And I don't care.
Because my phone has bluetooth, the Mac has bluetooth (supposedly!), and a standard bluetooth function is to set up PAN etc. functions to function as a hotspot.
And, yes, I have actually used this (if you are travelling, and you join the paid-for wifi on a plane or similar, they will only allow you to connect on one Wifi MAC address... and they often shut down third-party wifi networks using technology like Meraki Air Marshal - which deauths clients on all other wifi it finds in range! If you instead configure your phone to join the wifi and then tether with other devices over Bluetooth - they are blissfully unaware that you're sharing that connection with a dozen other devices). I use this trick all the time, not least because my phone tends to be an amazing 5G / Wifi 6 router, but it also saves me paying out for connecting EVERY device that we're using (e.g. my daughter's Steam Deck can connect to my phone via Bluetooth, as can everyone's phone, etc.).
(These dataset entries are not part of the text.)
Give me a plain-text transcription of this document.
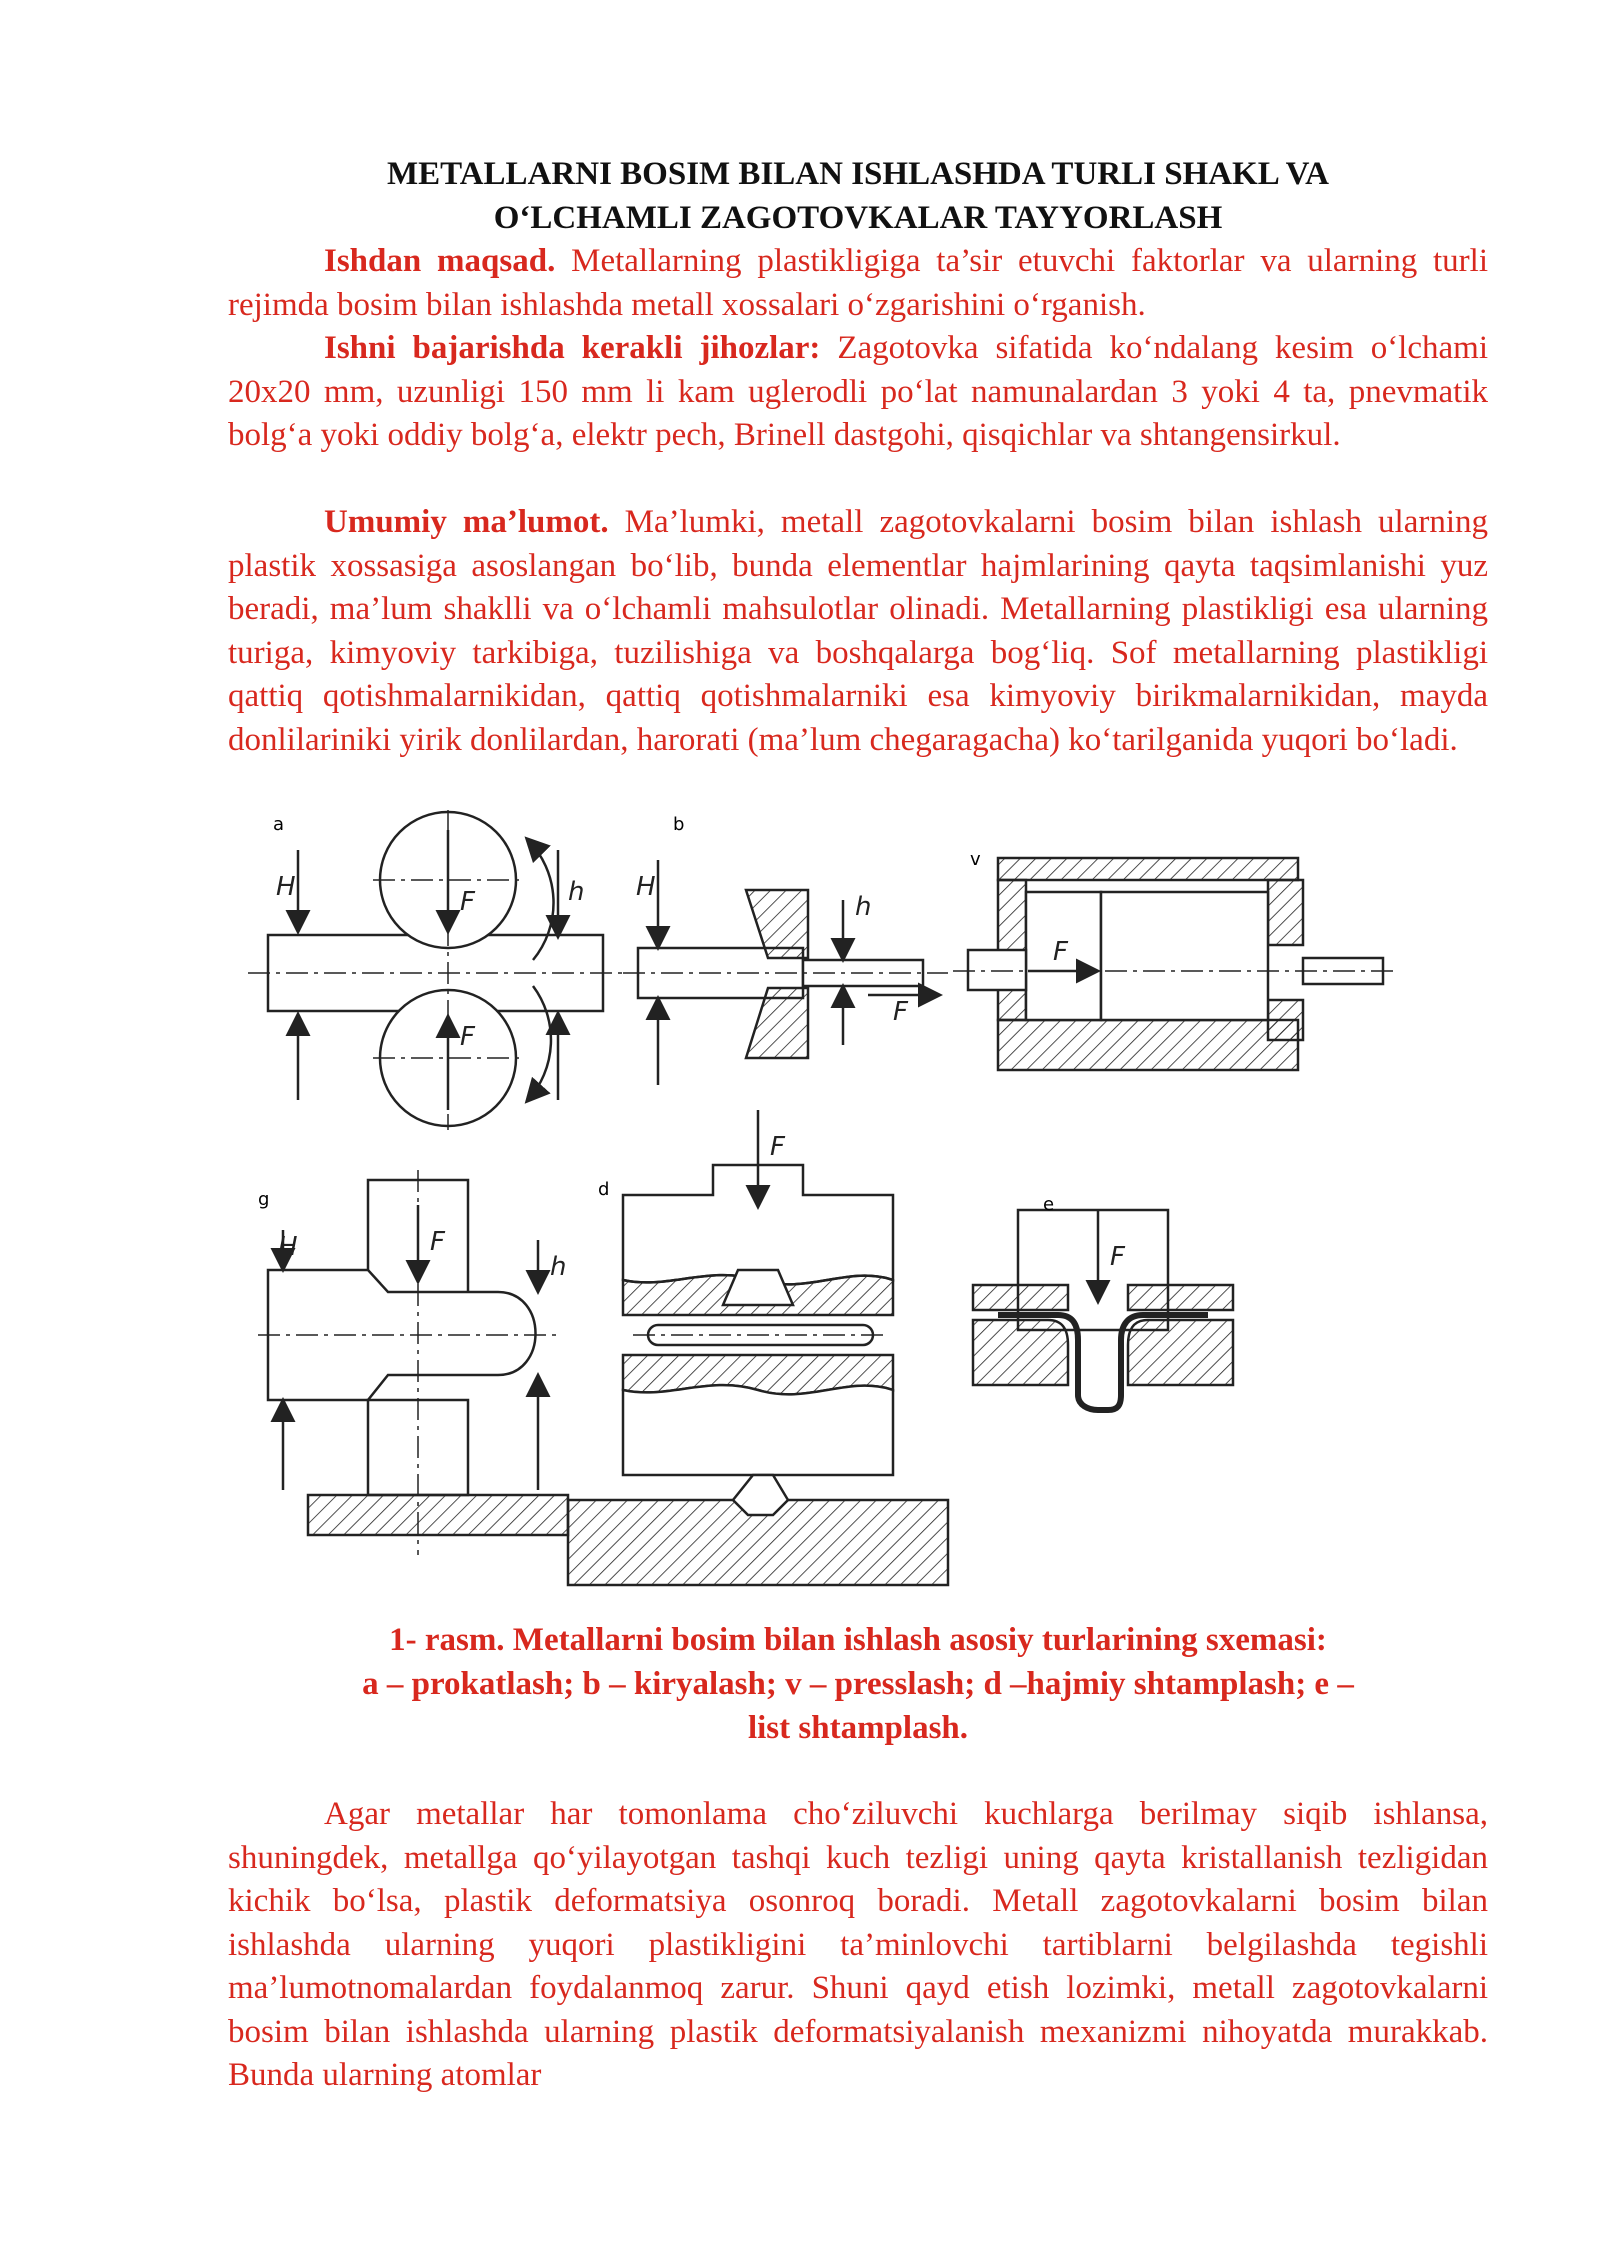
METALLARNI BOSIM BILAN ISHLASHDA TURLI SHAKL VA
O‘LCHAMLI ZAGOTOVKALAR TAYYORLASH
Ishdan maqsad. Metallarning plastikligiga ta’sir etuvchi faktorlar va ularning turli rejimda bosim bilan ishlashda metall xossalari o‘zgarishini o‘rganish.
Ishni bajarishda kerakli jihozlar: Zagotovka sifatida ko‘ndalang kesim o‘lchami 20x20 mm, uzunligi 150 mm li kam uglerodli po‘lat namunalardan 3 yoki 4 ta, pnevmatik bolg‘a yoki oddiy bolg‘a, elektr pech, Brinell dastgohi, qisqichlar va shtangensirkul.
Umumiy ma’lumot. Ma’lumki, metall zagotovkalarni bosim bilan ishlash ularning plastik xossasiga asoslangan bo‘lib, bunda elementlar hajmlarining qayta taqsimlanishi yuz beradi, ma’lum shaklli va o‘lchamli mahsulotlar olinadi. Metallarning plastikligi esa ularning turiga, kimyoviy tarkibiga, tuzilishiga va boshqalarga bog‘liq. Sof metallarning plastikligi qattiq qotishmalarnikidan, qattiq qotishmalarniki esa kimyoviy birikmalarnikidan, mayda donlilariniki yirik donlilardan, harorati (ma’lum chegaragacha) ko‘tarilganida yuqori bo‘ladi.
a	b
v
g	d
e
F
F
H	h H
h
F
F
H	F
h
F
F
1- rasm. Metallarni bosim bilan ishlash asosiy turlarining sxemasi:
a – prokatlash; b – kiryalash; v – presslash; d –hajmiy shtamplash; e –
list shtamplash.
Agar metallar har tomonlama cho‘ziluvchi kuchlarga berilmay siqib ishlansa, shuningdek, metallga qo‘yilayotgan tashqi kuch tezligi uning qayta kristallanish tezligidan kichik bo‘lsa, plastik deformatsiya osonroq boradi. Metall zagotovkalarni bosim bilan ishlashda ularning yuqori plastikligini ta’minlovchi tartiblarni belgilashda tegishli ma’lumotnomalardan foydalanmoq zarur. Shuni qayd etish lozimki, metall zagotovkalarni bosim bilan ishlashda ularning plastik deformatsiyalanish mexanizmi nihoyatda murakkab. Bunda ularning atomlar
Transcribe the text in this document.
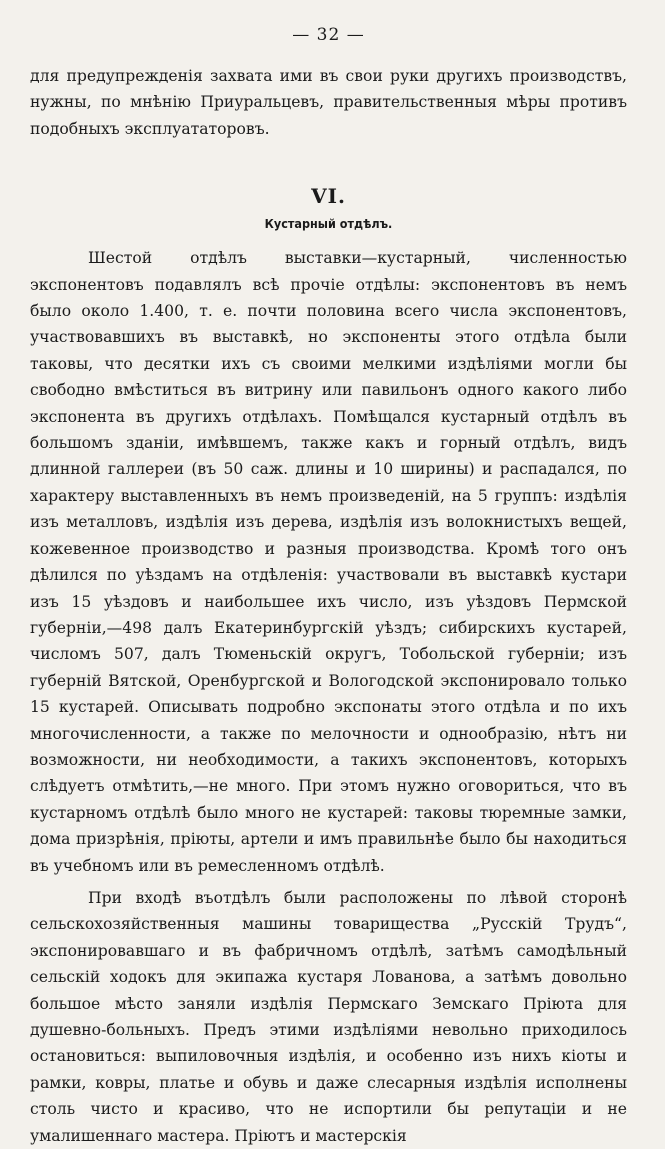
— 32 —

для предупрежденія захвата ими въ свои руки другихъ производствъ, нужны, по мнѣнію Приуральцевъ, правительственныя мѣры противъ подобныхъ эксплуататоровъ.

VI.
Кустарный отдѣлъ.

Шестой отдѣлъ выставки—кустарный, численностью экспонентовъ подавлялъ всѣ прочіе отдѣлы: экспонентовъ въ немъ было около 1.400, т. е. почти половина всего числа экспонентовъ, участвовавшихъ въ выставкѣ, но экспоненты этого отдѣла были таковы, что десятки ихъ съ своими мелкими издѣліями могли бы свободно вмѣститься въ витрину или павильонъ одного какого либо экспонента въ другихъ отдѣлахъ. Помѣщался кустарный отдѣлъ въ большомъ зданіи, имѣвшемъ, также какъ и горный отдѣлъ, видъ длинной галлереи (въ 50 саж. длины и 10 ширины) и распадался, по характеру выставленныхъ въ немъ произведеній, на 5 группъ: издѣлія изъ металловъ, издѣлія изъ дерева, издѣлія изъ волокнистыхъ вещей, кожевенное производство и разныя производства. Кромѣ того онъ дѣлился по уѣздамъ на отдѣленія: участвовали въ выставкѣ кустари изъ 15 уѣздовъ и наибольшее ихъ число, изъ уѣздовъ Пермской губерніи,—498 далъ Екатеринбургскій уѣздъ; сибирскихъ кустарей, числомъ 507, далъ Тюменьскій округъ, Тобольской губерніи; изъ губерній Вятской, Оренбургской и Вологодской экспонировало только 15 кустарей. Описывать подробно экспонаты этого отдѣла и по ихъ многочисленности, а также по мелочности и однообразію, нѣтъ ни возможности, ни необходимости, а такихъ экспонентовъ, которыхъ слѣдуетъ отмѣтить,—не много. При этомъ нужно оговориться, что въ кустарномъ отдѣлѣ было много не кустарей: таковы тюремные замки, дома призрѣнія, пріюты, артели и имъ правильнѣе было бы находиться въ учебномъ или въ ремесленномъ отдѣлѣ.

При входѣ въотдѣлъ были расположены по лѣвой сторонѣ сельскохозяйственныя машины товарищества „Русскій Трудъ“, экспонировавшаго и въ фабричномъ отдѣлѣ, затѣмъ самодѣльный сельскій ходокъ для экипажа кустаря Лованова, а затѣмъ довольно большое мѣсто заняли издѣлія Пермскаго Земскаго Пріюта для душевно-больныхъ. Предъ этими издѣліями невольно приходилось остановиться: выпиловочныя издѣлія, и особенно изъ нихъ кіоты и рамки, ковры, платье и обувь и даже слесарныя издѣлія исполнены столь чисто и красиво, что не испортили бы репутаціи и не умалишеннаго мастера. Пріютъ и мастерскія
I did it once in France to work around some silly restrictions on a cafe wifi and it worked so well, I've done it several times since and teach people how to do it.
But in this case, this is an artificial limitation that doesn't apply to iPhone because they CHOOSE to make it not apply, hence they have CHOSEN to deliberately make it apply to non-iPhones.
And I don't play that game. That kind of trick "costs" you my money as a consumer, every time.
If I have a device with Bluetooth / PAN functionality, I expect to be able to use it with all my other devices that have such capability too (my car also has this, for example, plus the Steam Deck, etc.). I do not expect, nor tolerate, devices arbitrarily choosing what they'll "allow" me to do based on the brand of my unrelated devices.
And it all factors into my purchasing decisions that a company is playing such games, knowingly and deliberately. I don't even care if it "would ever affect me". I don't do business on those terms.